I’m presuming that Summit Entertainment chief Rob Friedman is currently in uh-oh mode about what to do with Jodie Foster‘s The Beaver, the oddball Mel Gibson dramedy that Summit was going to release in the fall. Gibson’s latest public-relations disaster, I suspect, has led Friedman to think about bumping Foster’s film into spring or fall 2011 on the assumption that the blowback to Gibson’s racial rhetoric will be less damaging if they let everything simmer down, etc.

That would be very unwise. Because they’ve got a hot iron in Gibson playing a nutbag, and they should strike while it’s hot. Instead of turning tail, Summit should open The Beaver as soon as possible. In September and October, I’m thinking. Wait any longer and they might “lose the momentum,” as Faye Dunaway explained to Robert Duvall in Network.

Here’s the thinking:

(a) Most people have understood for years that Gibson is one of the craziest and most hyper actors around (a trait that first surfaced in ’87’s Lethal Weapon) and that if anyone was born to play a middle-aged guy who walks around speaking through a beaver hand-puppet, it’s him. He may make the Grand Wizard of the KKK sound like the late James Farmer, but Gibson is the truest living embodiment of Three Stooges insanity living today.

(b) Kyle Killen‘s script of The Beaver was named the hottest Black List script of ’08. And Foster may have translated it into something special. What a waste if this film gets all but dumped by Summit! All that hard work, all that buzz, and that admiration and potential and the whole thing goes south because Gibson was recorded saying horrid things to his ex-girlfriend? That’s ridiculous.

(c) Surely no one at Summit is deluded enough to think that press won’t bring up Gibson’s racist remarks any less persistently if The Beaver opens in April 2011 or August 2011 or September 2012? The wisest thing would be to open it as soon as possible and just blow through that shitstorm and say “fine, whatever, Mel is an actor who acts in the movie, his personal issues are not our concern” and so on. Just man up and do it and no pussyfooting.

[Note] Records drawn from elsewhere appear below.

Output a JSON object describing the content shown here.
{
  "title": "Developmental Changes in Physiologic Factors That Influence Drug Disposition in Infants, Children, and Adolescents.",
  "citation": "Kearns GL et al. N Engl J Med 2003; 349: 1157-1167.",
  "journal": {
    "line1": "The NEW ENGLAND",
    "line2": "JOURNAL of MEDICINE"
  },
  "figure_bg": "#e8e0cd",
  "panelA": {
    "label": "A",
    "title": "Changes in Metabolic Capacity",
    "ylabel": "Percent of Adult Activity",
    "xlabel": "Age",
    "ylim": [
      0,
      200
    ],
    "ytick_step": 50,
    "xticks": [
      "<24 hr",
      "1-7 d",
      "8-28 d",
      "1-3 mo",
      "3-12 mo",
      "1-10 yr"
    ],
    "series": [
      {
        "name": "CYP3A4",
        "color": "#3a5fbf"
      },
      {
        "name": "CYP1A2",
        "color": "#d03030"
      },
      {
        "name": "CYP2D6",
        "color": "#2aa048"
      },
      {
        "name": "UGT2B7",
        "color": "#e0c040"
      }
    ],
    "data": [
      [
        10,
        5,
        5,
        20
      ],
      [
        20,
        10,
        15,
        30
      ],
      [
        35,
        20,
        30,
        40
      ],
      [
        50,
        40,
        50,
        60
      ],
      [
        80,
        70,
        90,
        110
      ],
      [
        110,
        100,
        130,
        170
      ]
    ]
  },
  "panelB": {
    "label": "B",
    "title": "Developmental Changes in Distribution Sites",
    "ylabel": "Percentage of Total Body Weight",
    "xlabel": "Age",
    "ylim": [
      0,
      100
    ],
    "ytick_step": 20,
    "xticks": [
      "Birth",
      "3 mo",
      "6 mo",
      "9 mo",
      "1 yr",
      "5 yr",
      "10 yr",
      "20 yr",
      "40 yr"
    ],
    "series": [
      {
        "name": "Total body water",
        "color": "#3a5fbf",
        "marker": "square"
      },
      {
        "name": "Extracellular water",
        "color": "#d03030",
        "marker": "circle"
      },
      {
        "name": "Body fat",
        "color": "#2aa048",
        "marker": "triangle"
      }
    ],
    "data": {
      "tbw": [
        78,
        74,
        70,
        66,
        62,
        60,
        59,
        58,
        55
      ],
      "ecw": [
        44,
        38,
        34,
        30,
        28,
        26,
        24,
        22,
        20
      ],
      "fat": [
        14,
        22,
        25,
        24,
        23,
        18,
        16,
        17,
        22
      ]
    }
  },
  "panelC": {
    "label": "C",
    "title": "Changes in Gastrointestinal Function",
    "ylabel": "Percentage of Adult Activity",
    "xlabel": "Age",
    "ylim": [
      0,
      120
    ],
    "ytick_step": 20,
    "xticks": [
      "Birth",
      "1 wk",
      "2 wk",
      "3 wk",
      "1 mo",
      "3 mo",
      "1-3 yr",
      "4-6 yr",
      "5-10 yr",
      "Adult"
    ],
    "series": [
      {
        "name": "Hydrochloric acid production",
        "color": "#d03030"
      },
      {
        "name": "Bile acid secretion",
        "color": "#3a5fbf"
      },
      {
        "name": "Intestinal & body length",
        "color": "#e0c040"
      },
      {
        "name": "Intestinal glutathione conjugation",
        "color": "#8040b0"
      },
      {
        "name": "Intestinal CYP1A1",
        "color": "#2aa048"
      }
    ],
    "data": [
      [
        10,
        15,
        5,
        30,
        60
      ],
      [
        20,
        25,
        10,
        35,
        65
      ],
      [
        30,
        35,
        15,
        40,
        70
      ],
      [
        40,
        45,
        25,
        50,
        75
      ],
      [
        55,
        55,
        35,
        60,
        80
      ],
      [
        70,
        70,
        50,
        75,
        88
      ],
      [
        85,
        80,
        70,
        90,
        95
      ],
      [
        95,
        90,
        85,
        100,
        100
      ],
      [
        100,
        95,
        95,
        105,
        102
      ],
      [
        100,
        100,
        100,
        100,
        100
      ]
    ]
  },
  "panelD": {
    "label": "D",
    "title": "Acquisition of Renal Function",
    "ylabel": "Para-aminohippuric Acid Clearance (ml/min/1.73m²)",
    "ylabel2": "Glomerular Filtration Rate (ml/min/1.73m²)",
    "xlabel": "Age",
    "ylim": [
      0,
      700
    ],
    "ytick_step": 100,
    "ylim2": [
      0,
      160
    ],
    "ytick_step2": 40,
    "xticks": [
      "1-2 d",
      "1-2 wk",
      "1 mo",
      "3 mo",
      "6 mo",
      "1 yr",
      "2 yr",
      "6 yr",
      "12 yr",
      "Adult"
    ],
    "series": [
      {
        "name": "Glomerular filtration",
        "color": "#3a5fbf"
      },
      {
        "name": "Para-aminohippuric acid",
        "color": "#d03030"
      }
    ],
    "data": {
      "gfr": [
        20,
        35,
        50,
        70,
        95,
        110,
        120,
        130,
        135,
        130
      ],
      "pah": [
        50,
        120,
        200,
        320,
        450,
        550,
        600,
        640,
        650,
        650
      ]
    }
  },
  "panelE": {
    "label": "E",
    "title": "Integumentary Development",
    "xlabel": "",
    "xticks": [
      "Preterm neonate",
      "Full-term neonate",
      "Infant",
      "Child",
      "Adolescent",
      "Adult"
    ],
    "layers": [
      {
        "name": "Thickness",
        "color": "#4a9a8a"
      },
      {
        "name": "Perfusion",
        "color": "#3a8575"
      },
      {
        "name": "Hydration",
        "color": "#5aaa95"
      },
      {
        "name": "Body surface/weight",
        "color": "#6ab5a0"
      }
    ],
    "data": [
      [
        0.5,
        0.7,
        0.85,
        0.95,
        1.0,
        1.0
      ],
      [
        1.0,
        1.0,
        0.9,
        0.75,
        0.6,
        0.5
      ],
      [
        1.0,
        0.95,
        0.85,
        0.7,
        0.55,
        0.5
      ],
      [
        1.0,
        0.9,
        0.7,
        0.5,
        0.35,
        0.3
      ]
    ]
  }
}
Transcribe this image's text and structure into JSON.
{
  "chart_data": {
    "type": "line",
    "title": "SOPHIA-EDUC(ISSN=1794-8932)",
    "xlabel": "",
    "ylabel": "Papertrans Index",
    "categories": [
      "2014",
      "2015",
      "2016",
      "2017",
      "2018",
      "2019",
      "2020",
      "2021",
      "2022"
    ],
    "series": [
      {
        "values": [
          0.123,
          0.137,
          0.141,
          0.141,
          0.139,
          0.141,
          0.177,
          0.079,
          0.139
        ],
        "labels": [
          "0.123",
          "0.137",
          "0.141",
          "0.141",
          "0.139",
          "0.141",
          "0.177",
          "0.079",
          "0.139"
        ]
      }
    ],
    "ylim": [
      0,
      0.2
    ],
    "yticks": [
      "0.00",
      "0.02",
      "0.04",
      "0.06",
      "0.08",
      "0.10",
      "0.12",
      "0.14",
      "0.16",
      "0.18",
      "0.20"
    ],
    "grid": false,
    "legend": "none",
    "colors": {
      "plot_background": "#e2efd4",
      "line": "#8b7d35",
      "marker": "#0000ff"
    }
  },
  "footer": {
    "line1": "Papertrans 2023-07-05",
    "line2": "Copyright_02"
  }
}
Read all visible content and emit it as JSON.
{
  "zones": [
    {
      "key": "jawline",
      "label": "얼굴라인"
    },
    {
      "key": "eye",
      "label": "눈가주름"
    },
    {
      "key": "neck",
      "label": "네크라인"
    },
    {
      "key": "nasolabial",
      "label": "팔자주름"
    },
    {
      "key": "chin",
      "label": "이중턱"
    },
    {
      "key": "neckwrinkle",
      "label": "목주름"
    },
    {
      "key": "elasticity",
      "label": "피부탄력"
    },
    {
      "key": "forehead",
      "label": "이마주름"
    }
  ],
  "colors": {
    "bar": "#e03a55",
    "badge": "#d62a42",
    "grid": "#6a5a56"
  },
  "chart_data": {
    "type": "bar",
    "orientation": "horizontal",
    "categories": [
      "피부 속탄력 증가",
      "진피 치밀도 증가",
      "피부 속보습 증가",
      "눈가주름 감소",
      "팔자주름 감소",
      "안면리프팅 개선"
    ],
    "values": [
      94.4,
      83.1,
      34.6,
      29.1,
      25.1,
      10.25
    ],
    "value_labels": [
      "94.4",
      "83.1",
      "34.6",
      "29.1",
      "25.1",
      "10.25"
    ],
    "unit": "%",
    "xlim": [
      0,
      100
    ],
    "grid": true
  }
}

(d) Jodie Foster will put the Gibson bugaboos to bed when she does interviews for The Beaver. She’ll keep emphasizing over and over what a natural comedian he is, and how much she respects him as a performer, and how badly she feels about anyone suffering from a temper problem and retrograde attitudes but we all say ugly stuff that we don’t mean in our worst moments, and that a lot of Hollywood types say things to each other in private that they wouldn’t want to hear on the internet, and that perhaps we shouldn’t point fingers too strongly, etc.

(e) Gibson is a repellent figure now, but playing a nutter would be seen as a form of self-portraiture, and that would make The Beaver a hot ticket. As Bill Maher recently said, there’s an audience for what Gibson (or his image) has become — a repellent ayehole who’s articulating the last dying remnants of ugly racial thinking. “Dying” in the big-city regions, I mean, because racial resentments are more alive in flyover states than most Hollywood liberals appear to realize. There are millions of closet racists (right-wing and lefty) who probably relate to Gibson on some buried level and are probably cutting him another break in their heads. Among those who still care, I mean.

(f) There is also a slight sympathetic belief that while Gibson was stupid enough to not only lose his temper with but allow himself to be recorded by a woman he’s in a custody battle with, he was nonetheless sandbagged and sold out. Many feel that even ugly people saying ugly things should be afforded a certain privacy.

If you were Leonardo DiCaprio‘s manager and agent, would you be advising Leo to do that Vikings movie with Gibson or would you advise him to back off for the time being?